Distribution of the HS parameter in groups (A–C) (A) highly trained athletes, n = 33 (26 m, 7 f), mean age 22.5 (16–35 y.), (B) healthy middle-aged individuals, n = 35 (22 m, 13 f), mean age 38.5 (30–50 y.), (C) diabetes type 2 patients, n = 72 (40 m, 32 f), mean age 62 (50–80 y.). The statistical significance of differences between parameters for the compared groups (Kruskal–Wallis test): A vs B, p < 0.01; A vs C, p < 1E (−9); B vs C, p < 0.005.

Important conclusions can be drawn from the results presented in Figure 2. In group A, which was composed of highly trained athletes (long-distance runners – 9, sprinters – 7, rowers – 9 and taekwondo practitioners – 8), 63.6% of individuals had a high level of microvascular circulation. Indeed, 30.3% of the whole group had HS values above 200, and their microvascular circulation can be described as excellent. Due to their efficient vascular systems, these individuals have strong potential to be outstanding sportsmen. Only in this group were individuals identified with HS > 200. We also identified two individuals in group A with weak microvascular function, one of whom who had a low HS level (HS = 17.42, male, 19 y., taekwondo) and the other a very low HS level (HS = 8.58, male, 18 y., sprinter). Clearly, the health status of these individuals should be examined carefully before continuation of a sports career.

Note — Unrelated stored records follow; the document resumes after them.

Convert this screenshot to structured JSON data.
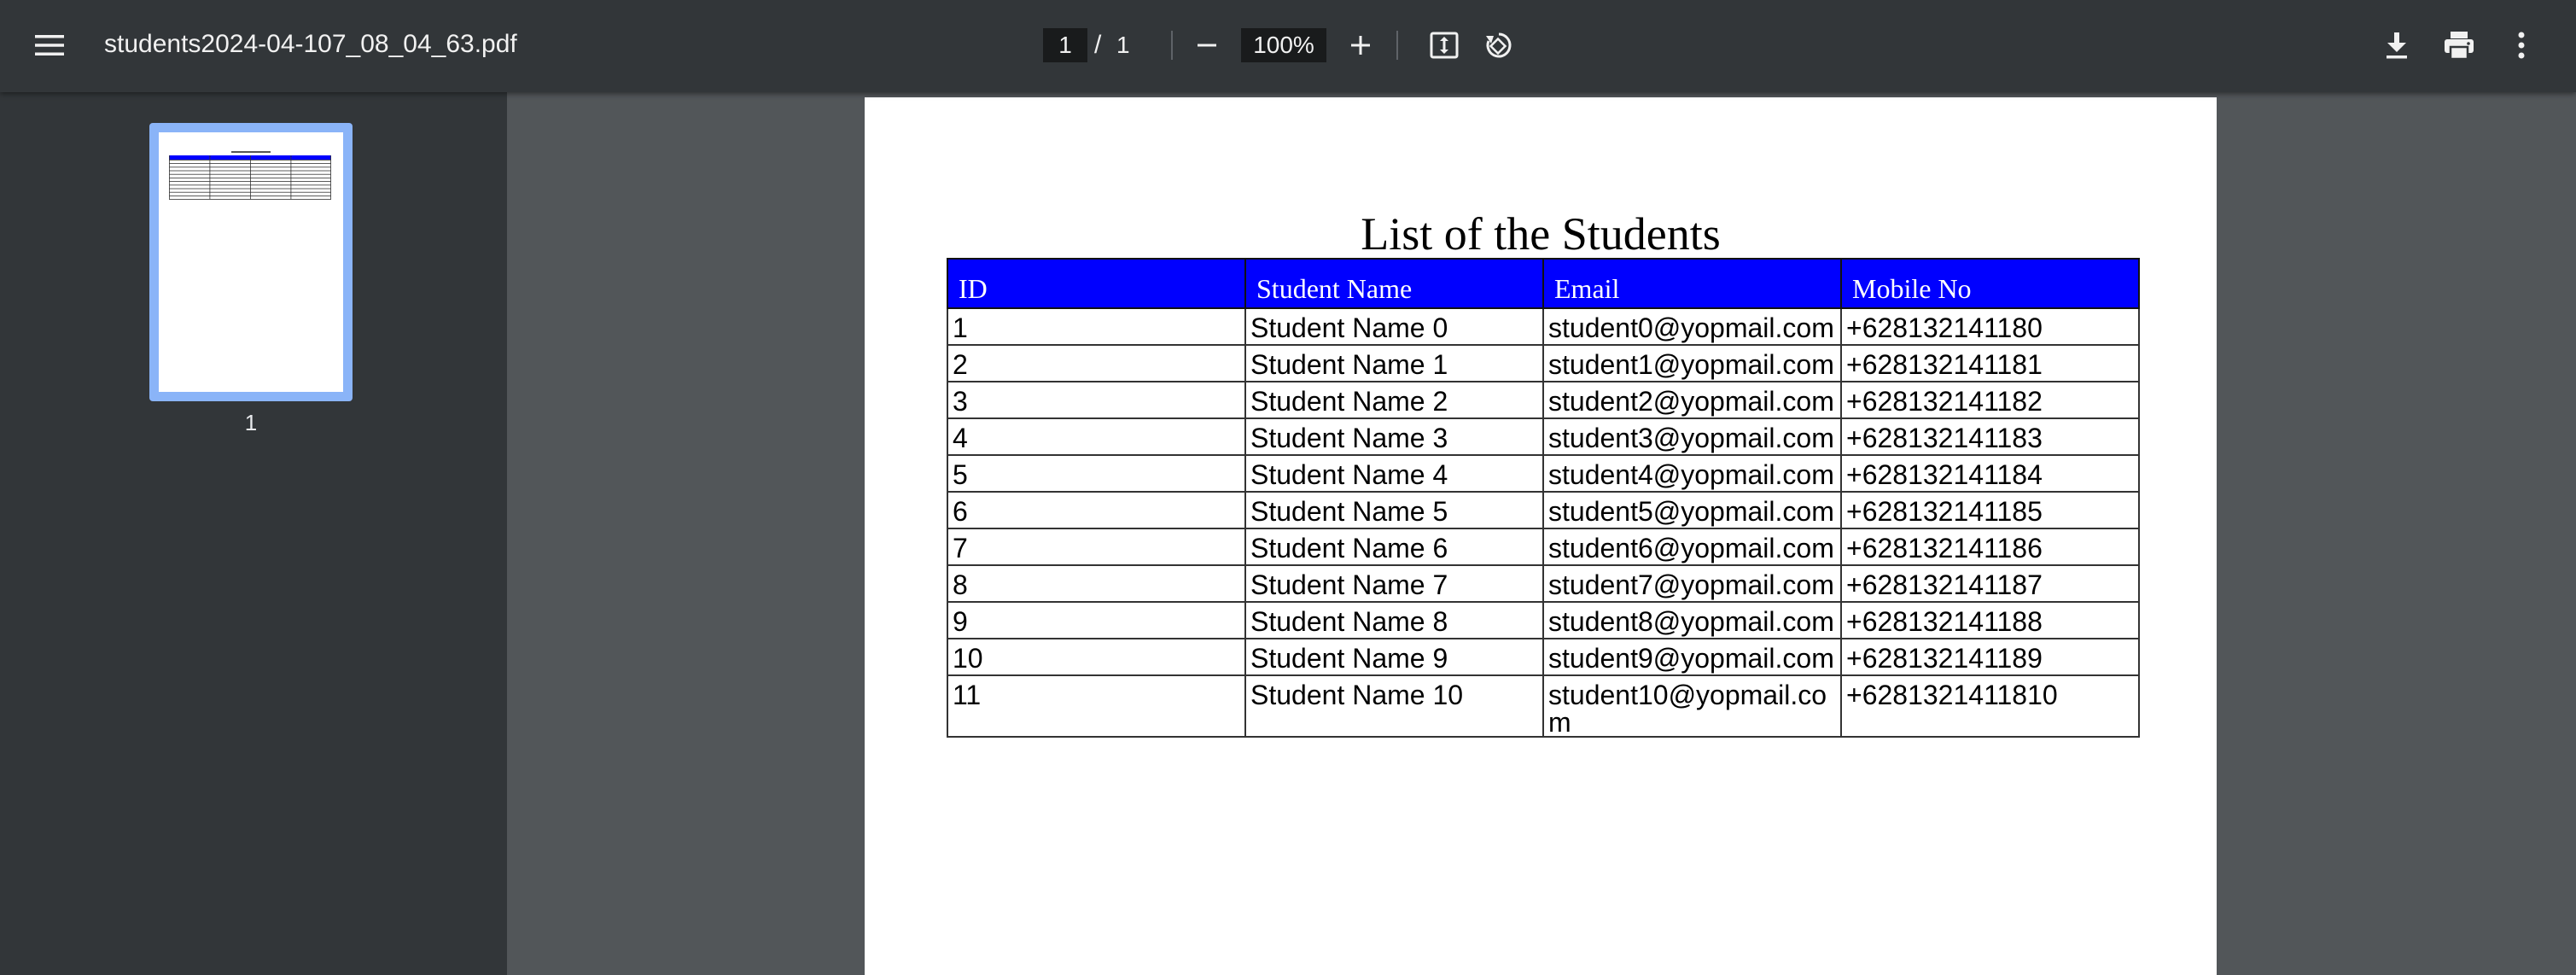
{
  "toolbar": {
    "file_name": "students2024-04-107_08_04_63.pdf",
    "current_page": "1",
    "page_separator": "/",
    "total_pages": "1",
    "zoom": "100%"
  },
  "sidebar": {
    "thumbnail_label": "1"
  },
  "document": {
    "title": "List of the Students",
    "columns": [
      "ID",
      "Student Name",
      "Email",
      "Mobile No"
    ],
    "rows": [
      [
        "1",
        "Student Name 0",
        "student0@yopmail.com",
        "+628132141180"
      ],
      [
        "2",
        "Student Name 1",
        "student1@yopmail.com",
        "+628132141181"
      ],
      [
        "3",
        "Student Name 2",
        "student2@yopmail.com",
        "+628132141182"
      ],
      [
        "4",
        "Student Name 3",
        "student3@yopmail.com",
        "+628132141183"
      ],
      [
        "5",
        "Student Name 4",
        "student4@yopmail.com",
        "+628132141184"
      ],
      [
        "6",
        "Student Name 5",
        "student5@yopmail.com",
        "+628132141185"
      ],
      [
        "7",
        "Student Name 6",
        "student6@yopmail.com",
        "+628132141186"
      ],
      [
        "8",
        "Student Name 7",
        "student7@yopmail.com",
        "+628132141187"
      ],
      [
        "9",
        "Student Name 8",
        "student8@yopmail.com",
        "+628132141188"
      ],
      [
        "10",
        "Student Name 9",
        "student9@yopmail.com",
        "+628132141189"
      ],
      [
        "11",
        "Student Name 10",
        "student10@yopmail.com",
        "+6281321411810"
      ]
    ]
  },
  "colors": {
    "toolbar_bg": "#323639",
    "viewer_bg": "#525659",
    "table_header_bg": "#0000ff",
    "thumbnail_highlight": "#8ab4f8"
  },
  "icons": {
    "menu": "menu-icon",
    "zoom_out": "minus-icon",
    "zoom_in": "plus-icon",
    "fit_page": "fit-page-icon",
    "rotate": "rotate-icon",
    "download": "download-icon",
    "print": "print-icon",
    "more": "more-vert-icon"
  }
}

A strikingly different picture emerges from analysis of group C (diabetes type 2 patients). In this group, 55.5% had very low or low values for the HS parameter. We are convinced that it is possible to predict microvascular complications associated with diabetes based on the HS parameter and such studies have already been initiated. Only 5 out of 72 patients in group C had high values for HS (>100). Microvascular complications are unlikely to develop in these patients, despite long disease duration and advanced age. This phenomenon seems to point towards a genetic predisposition.

Analysis of group B (healthy middle-aged individuals, 30–50 y.) reveals that 8 individuals (2 female and 6 male) had low values for the HS parameter, and one individual (male) had a very low HS parameter. It is not surprising that the individuals from groups A and B with low or very low HS parameters were predominantly males (9 out of 11). The existence of gender differences in vascular function is well known, and it is thought that sex hormones play a crucial role.

The analysis presented above suggests that the HS parameter is uniquely suited for assessment of microvascular function. The broad window for analysis of the HS parameter makes this approach applicable to both healthy individuals and patients with evident impairment of microvascular function.

Very recently, we proposed the use of the microcirculatory response to hypoxia measured by the FMSF technique as a prognostic factor for Covid-19.9 We believe that measuring the HS parameter could be useful for predicting the severity of Covid-19 symptoms, particularly considering the recent observation that hypoxemia is independently associated with Covid-19 in-hospital mortality.